- The Washington Times - Monday, April 17, 2017

The White House said Monday that President Trump’s new bond with China’s president is “paying off” with North Korea, despite Pyongyang’s attempted missile test over the weekend.

“I think you’re seeing China playing a much more active role with respect to North Korea,” said White House press secretary Sean Spicer. “They have taken some very helpful actions and exhibited positive signs on the diplomatic front as well. It’s encouraging, the signs that China is showing.”

North Korea tried to launch a medium-range missile Sunday, but the test failed just as Vice President Mike Pence was arriving in South Korea for talks. A North Korean official told the BBC that Pyongyang will “be conducting more missile tests on a weekly, monthly and yearly basis,” adding that an “all-out war” would result if the U.S. took military action.

Asked for evidence that the administration’s efforts are having any impact on North Korea’s weapons program, Mr. Spicer said, “I think we’re just not there yet.”

Mr. Pence warned North Korea not to test the “resolve” of Mr. Trump, saying the U.S. “era of strategic patience” with North Korea was over.

Mr. Trump held talks with Chinese President Xi Jinping two weeks ago in Florida, urging the Chinese leader to exert more pressure on its neighbor North Korea to scale back its nuclear weapons program. China reportedly has been refusing shipments of North Korean coal, a major export for that country.

“The president had a really good meeting with President Xi,” Mr. Spicer said. “The results of that are paying off. I think to see them curtail some of that has a real economic impact on the region. Both politically and economically, they can continue to apply pressure to achieve results. And I think we’re going to continue to urge China to exhibit its influence in the region to get better results.”

Mr. Spicer said the “era of strategic patience was a policy that the Obama administration enacted to basically wait and see.”

“We have now understood that that policy is not one that is prudent for the United States,” he said.

The U.S. hasn’t said what other steps it might take.

Susan Thornton, acting assistant secretary of state for East Asia, said the U.S. is focused “on getting some tangible signal from the North Korean regime that it is serious about engaging in talks, and such signals would not include things like launching illegal missiles, as happened over the weekend.”

“I don’t think there’s a realistic expectation of some kind of serious engagement from the international community while the North Koreans are continuing in all of this provocative and, frankly, illegal behavior,” she said. “We need to see that there’s some kind of a different path forward before we can engage in any kind of serious discussions with them.”

Militarily or otherwise, the White House said Mr.
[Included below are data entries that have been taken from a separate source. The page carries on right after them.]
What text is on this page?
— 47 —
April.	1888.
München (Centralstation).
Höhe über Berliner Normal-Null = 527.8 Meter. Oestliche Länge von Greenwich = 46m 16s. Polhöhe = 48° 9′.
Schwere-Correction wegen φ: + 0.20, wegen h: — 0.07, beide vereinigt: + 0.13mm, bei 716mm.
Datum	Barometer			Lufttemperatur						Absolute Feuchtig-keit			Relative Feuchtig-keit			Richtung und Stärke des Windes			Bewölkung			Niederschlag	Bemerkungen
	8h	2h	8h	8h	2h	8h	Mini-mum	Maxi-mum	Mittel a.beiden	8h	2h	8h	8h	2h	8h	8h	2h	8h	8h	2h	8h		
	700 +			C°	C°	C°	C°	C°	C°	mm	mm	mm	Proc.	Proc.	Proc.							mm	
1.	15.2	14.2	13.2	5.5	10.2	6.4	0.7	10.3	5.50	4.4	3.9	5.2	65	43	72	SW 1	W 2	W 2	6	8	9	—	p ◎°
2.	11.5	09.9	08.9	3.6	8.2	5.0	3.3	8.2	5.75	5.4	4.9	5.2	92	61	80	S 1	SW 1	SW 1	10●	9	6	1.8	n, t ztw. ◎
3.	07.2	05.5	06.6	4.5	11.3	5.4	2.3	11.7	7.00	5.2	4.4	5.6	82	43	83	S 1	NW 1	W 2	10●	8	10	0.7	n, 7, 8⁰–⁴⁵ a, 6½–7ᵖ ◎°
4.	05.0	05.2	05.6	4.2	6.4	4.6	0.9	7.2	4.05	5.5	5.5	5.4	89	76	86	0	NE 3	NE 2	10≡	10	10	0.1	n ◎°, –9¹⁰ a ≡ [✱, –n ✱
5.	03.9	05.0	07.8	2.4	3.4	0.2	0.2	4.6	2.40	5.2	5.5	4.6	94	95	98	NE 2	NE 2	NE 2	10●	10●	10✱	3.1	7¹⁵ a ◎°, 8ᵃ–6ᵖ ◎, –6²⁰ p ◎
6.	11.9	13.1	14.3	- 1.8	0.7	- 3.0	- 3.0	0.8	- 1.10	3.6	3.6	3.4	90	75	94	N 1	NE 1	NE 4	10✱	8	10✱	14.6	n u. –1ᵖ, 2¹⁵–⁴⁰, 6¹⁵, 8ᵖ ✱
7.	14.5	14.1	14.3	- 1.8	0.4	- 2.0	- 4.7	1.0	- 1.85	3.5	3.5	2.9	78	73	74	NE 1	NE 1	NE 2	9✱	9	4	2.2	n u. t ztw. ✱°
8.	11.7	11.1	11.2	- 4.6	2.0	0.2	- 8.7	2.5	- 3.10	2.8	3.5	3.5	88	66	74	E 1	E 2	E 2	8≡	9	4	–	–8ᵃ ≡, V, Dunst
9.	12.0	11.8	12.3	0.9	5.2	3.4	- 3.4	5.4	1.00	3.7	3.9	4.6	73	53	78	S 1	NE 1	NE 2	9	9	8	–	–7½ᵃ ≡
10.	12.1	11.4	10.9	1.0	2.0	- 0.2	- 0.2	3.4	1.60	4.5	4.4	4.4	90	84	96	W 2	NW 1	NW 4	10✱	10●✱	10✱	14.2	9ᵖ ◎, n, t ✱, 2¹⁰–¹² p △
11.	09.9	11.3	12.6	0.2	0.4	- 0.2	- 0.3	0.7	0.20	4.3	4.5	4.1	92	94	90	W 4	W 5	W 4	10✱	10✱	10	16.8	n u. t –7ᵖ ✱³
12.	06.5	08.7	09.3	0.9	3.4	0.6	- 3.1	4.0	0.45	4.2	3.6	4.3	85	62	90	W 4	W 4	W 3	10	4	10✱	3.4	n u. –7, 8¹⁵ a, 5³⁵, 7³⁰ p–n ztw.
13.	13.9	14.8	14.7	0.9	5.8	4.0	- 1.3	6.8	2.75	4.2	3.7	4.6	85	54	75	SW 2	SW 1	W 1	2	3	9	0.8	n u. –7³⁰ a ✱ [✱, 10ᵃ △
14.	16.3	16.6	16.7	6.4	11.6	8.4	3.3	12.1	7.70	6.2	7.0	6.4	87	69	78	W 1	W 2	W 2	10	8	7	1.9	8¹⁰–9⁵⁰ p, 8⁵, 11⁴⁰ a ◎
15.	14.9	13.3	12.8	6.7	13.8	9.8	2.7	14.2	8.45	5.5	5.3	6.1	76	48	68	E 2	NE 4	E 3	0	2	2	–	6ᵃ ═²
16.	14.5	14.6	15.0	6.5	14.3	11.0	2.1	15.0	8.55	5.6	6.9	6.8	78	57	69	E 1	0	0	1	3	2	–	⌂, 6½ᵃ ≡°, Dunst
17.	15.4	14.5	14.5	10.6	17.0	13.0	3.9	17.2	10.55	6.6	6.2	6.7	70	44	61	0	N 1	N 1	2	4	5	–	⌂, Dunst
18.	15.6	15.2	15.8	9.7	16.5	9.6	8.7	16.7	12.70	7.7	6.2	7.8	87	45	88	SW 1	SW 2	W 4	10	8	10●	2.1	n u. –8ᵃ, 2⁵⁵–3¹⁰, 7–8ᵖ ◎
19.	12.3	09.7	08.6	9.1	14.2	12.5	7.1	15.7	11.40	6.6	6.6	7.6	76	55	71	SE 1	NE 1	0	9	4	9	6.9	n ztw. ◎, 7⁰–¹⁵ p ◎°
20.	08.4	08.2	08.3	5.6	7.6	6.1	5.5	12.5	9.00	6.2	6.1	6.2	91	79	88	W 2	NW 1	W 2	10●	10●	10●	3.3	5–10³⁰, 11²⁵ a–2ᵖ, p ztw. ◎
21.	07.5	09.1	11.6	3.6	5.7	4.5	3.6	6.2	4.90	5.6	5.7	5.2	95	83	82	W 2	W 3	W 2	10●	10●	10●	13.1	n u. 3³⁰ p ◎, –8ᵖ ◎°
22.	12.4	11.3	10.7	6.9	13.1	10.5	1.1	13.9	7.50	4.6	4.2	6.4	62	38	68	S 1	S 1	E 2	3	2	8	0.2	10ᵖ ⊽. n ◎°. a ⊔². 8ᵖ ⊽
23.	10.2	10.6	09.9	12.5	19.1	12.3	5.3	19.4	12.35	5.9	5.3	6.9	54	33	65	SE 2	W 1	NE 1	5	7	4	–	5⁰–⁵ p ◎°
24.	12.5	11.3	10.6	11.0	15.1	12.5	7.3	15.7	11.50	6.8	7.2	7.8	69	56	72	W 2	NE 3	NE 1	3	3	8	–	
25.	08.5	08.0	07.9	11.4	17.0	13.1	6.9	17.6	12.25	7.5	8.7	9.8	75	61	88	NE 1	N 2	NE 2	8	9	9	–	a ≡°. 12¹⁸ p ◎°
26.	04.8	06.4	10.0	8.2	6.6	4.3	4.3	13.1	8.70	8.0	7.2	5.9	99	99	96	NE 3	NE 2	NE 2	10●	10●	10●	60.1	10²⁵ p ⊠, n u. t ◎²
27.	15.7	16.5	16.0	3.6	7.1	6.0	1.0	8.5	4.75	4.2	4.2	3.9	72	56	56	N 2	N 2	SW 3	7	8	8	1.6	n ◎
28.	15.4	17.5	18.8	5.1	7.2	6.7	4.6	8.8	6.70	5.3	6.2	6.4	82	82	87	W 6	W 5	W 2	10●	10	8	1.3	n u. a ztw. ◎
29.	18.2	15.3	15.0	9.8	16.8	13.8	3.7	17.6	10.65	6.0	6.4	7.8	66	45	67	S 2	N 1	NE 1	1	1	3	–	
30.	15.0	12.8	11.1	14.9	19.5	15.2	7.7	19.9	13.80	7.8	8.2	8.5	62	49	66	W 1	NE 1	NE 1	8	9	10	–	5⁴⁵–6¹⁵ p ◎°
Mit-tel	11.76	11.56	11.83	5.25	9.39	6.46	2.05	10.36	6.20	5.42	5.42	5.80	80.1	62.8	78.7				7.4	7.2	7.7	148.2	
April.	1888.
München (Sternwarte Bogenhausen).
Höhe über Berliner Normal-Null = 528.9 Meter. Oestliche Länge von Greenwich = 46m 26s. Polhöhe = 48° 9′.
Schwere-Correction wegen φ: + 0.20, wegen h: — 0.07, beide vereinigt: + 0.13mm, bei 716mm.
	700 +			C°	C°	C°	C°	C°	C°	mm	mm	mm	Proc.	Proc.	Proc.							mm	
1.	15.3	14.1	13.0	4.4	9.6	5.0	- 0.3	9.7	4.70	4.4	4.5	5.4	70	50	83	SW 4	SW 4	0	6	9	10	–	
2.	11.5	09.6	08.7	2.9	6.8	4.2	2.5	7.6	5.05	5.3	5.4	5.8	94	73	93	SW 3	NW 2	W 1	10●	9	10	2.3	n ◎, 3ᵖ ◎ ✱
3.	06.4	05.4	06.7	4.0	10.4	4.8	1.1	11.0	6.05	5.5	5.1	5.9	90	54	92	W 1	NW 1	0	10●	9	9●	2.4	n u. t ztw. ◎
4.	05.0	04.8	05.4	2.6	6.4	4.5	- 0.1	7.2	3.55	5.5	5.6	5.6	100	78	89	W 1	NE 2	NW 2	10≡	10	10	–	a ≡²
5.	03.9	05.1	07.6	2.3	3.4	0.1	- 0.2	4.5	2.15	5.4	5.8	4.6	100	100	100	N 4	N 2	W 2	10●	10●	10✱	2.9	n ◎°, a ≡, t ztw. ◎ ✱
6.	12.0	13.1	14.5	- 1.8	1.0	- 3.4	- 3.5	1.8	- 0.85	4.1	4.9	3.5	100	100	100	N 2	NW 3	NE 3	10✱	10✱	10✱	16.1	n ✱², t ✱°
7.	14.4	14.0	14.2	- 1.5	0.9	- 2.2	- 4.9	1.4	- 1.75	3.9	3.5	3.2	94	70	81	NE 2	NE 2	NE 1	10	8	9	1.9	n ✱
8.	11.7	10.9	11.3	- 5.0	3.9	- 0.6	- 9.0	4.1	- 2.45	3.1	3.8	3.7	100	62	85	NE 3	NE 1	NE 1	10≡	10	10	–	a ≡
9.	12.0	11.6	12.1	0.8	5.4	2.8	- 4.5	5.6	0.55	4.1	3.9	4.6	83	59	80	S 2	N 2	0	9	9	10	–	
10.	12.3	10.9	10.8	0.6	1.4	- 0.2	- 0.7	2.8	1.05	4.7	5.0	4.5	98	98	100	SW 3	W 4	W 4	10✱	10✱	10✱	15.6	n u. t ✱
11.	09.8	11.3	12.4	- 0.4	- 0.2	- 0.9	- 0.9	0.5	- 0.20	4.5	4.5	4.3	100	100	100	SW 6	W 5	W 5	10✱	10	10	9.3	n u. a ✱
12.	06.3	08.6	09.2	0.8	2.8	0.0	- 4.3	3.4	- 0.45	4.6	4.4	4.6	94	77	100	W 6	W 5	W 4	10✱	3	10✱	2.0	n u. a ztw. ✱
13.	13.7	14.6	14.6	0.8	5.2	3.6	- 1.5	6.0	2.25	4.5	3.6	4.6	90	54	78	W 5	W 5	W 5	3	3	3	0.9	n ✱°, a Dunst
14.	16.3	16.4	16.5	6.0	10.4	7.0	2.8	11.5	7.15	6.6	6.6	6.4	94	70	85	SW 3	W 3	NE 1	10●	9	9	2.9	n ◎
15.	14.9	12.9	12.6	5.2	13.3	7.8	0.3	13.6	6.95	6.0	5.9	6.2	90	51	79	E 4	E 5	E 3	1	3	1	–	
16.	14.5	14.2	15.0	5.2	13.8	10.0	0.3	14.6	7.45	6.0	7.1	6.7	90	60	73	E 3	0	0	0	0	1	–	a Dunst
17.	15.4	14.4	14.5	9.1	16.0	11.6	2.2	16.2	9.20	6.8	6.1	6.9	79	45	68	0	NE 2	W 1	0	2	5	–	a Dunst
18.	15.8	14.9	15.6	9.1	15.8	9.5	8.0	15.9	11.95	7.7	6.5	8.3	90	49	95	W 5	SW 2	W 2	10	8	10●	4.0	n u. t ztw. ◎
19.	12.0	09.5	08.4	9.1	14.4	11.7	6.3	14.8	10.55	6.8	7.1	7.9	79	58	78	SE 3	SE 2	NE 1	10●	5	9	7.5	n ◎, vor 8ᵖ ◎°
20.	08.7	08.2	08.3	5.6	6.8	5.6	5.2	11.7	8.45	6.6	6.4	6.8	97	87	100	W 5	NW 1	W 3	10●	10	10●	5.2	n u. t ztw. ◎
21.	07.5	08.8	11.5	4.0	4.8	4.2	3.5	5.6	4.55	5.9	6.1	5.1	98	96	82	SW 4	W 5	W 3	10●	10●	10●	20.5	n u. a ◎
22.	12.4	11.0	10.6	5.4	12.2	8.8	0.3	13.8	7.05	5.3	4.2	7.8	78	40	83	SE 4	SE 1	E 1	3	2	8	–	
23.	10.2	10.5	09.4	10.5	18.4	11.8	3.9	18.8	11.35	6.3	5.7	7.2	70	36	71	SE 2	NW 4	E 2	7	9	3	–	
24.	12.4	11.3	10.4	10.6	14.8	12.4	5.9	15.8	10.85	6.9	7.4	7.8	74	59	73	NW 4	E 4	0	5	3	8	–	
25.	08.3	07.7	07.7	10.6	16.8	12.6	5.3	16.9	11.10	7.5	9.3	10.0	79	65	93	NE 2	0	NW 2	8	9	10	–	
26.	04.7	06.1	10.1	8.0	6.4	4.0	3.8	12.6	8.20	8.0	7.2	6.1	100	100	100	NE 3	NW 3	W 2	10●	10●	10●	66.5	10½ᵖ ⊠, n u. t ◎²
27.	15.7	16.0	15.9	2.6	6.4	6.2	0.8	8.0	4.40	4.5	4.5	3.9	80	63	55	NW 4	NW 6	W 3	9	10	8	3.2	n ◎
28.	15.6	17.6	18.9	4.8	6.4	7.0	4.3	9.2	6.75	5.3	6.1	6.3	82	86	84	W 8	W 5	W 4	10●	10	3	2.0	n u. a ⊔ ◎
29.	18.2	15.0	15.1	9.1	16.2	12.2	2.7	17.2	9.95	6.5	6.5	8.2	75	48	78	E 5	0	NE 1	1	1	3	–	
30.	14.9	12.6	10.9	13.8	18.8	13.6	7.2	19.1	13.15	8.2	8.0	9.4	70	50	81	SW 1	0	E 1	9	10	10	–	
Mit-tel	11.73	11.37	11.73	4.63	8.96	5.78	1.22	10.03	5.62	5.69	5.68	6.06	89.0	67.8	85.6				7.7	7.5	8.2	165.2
Trump doesn’t plan to reveal his hand to North Korea.

“For us to telegraph what we’re going to do or what we’re going to ask others to do would not be a smart strategy,” Mr. Spicer said.

“We’ve got a lot of tools left and a lot of conversations that are ongoing. We’re going to continue to work with China.”

North Korea showed no signs of easing its stark defiance of the new administration in Washington.

Kim In Ryong, Pyongyang’s deputy U.N. ambassador accused the United States in a news conference Monday of turning the Korean Peninsula into “the world’s biggest hot spot” and creating “a dangerous situation in which a thermonuclear war may break out at any moment.”

“If the U.S. dares opt for a military action,” North Korea “is ready to react to any mode of war desired by the U.S.,” the North Korean envoy said, adding that easing the U.S. hostile policy toward the North “is the precondition to solving all the problems in the Korean Peninsula.”